# BSOD [he Windows Driver Framework has detected Voilation]



## gunners009 (Oct 19, 2012)

From yesterday i am getting this Error

The Windows Driver Framework has detected
STOP: 0x0000010D

Driver - 12.8 AMD
Card - HD 7770


*
The Error was sonething like this *

A problem has been detected and Windows has been shut down to prevent damage to your computer.

The Windows Driver Framework has detected that a violation has occurred.

If this is the first time you've seen this Stop error screen, restart your computer. If this screen appears again, follow these steps: 

Check to make sure any new hardware or software is properly installed. If this is a new installation, ask your hardware or software manufacturer for any Windows updates you might need. 
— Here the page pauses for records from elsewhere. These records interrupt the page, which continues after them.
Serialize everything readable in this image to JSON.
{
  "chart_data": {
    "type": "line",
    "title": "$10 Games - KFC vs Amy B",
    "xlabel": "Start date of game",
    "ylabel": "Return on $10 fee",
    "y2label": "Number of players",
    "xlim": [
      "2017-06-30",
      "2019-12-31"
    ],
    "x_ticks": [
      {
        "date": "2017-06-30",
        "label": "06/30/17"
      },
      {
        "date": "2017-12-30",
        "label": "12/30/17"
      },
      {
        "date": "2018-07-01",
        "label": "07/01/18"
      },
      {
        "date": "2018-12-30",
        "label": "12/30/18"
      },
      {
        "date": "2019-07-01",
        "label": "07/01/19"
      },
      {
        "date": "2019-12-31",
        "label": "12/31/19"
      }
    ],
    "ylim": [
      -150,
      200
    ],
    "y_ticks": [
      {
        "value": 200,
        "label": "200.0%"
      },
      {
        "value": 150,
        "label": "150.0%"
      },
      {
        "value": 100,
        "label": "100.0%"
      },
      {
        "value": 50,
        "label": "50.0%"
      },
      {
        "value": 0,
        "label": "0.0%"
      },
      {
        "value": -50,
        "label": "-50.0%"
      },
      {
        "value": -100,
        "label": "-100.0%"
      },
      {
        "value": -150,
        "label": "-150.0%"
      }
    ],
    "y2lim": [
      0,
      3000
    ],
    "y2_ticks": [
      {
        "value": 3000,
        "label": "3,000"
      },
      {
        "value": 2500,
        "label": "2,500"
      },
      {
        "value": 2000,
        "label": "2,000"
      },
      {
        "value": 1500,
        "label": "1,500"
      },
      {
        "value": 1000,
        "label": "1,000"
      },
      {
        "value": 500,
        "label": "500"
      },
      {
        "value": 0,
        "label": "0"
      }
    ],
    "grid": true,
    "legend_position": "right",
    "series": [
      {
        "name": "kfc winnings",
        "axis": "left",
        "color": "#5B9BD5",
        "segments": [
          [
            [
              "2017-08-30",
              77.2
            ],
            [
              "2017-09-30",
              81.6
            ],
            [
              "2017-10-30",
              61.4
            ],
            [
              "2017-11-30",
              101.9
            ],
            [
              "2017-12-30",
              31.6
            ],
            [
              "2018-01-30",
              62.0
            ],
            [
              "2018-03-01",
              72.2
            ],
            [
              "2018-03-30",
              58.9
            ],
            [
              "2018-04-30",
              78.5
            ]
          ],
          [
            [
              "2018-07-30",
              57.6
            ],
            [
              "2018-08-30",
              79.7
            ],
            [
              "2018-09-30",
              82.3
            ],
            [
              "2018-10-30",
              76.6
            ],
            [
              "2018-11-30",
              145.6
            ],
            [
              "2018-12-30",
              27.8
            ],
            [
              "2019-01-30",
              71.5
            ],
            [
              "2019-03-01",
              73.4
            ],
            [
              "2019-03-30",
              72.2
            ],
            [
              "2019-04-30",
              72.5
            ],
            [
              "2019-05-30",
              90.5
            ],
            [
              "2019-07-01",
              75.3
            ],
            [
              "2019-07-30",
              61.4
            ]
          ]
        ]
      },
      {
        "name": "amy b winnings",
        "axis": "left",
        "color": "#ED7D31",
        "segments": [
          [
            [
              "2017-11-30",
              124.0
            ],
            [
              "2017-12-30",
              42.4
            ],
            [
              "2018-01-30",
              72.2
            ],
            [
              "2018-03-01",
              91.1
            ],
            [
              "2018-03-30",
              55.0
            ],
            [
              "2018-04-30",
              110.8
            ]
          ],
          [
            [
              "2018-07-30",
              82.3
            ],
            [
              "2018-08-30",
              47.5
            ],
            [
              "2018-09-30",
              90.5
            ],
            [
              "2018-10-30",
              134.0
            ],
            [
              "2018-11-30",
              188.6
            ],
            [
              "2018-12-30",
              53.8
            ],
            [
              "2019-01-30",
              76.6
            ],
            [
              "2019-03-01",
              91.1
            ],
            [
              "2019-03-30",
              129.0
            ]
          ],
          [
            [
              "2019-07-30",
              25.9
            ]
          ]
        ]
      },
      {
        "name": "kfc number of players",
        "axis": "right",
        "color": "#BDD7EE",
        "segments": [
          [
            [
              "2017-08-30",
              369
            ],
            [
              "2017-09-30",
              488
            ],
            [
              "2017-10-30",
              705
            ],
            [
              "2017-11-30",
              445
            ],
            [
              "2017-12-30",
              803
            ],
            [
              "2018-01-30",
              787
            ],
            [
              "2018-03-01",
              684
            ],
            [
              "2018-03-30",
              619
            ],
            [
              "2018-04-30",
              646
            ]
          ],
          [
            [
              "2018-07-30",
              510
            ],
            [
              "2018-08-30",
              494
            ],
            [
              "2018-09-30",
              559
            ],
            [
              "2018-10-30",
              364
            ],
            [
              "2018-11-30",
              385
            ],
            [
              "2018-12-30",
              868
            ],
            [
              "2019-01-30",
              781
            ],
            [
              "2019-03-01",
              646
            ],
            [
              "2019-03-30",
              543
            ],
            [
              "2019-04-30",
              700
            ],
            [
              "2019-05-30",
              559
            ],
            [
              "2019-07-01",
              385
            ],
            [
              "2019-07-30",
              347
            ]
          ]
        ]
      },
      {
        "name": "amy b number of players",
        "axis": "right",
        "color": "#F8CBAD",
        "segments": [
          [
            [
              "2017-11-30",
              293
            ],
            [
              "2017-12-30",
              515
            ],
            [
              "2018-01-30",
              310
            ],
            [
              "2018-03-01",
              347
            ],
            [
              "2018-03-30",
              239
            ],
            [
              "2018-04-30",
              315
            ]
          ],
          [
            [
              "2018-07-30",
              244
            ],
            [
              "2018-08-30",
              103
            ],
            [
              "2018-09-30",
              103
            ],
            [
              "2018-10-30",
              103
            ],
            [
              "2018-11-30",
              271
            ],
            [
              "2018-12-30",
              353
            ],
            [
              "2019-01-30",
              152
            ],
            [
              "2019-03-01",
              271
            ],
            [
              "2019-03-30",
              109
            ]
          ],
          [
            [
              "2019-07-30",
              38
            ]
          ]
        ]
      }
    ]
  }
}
If problems continue, disable or remove any newly installed hardware or software. Disable BIOS memory options such as caching or shadowing. If you need to use Safe Mode to remove or disable components, restart your computer, press F8 to select Advanced Startup Options, and then select Safe Mode.


Technical Information:

*** STOP: 0x0000010D

Beginning dump of physical memory
 Physical memory dump complete.

Contact your system administrator or technical support group for further
 assistance.


----------



## sayan8 (Oct 19, 2012)

format and install win7 sp1.....it might solv the prob..


----------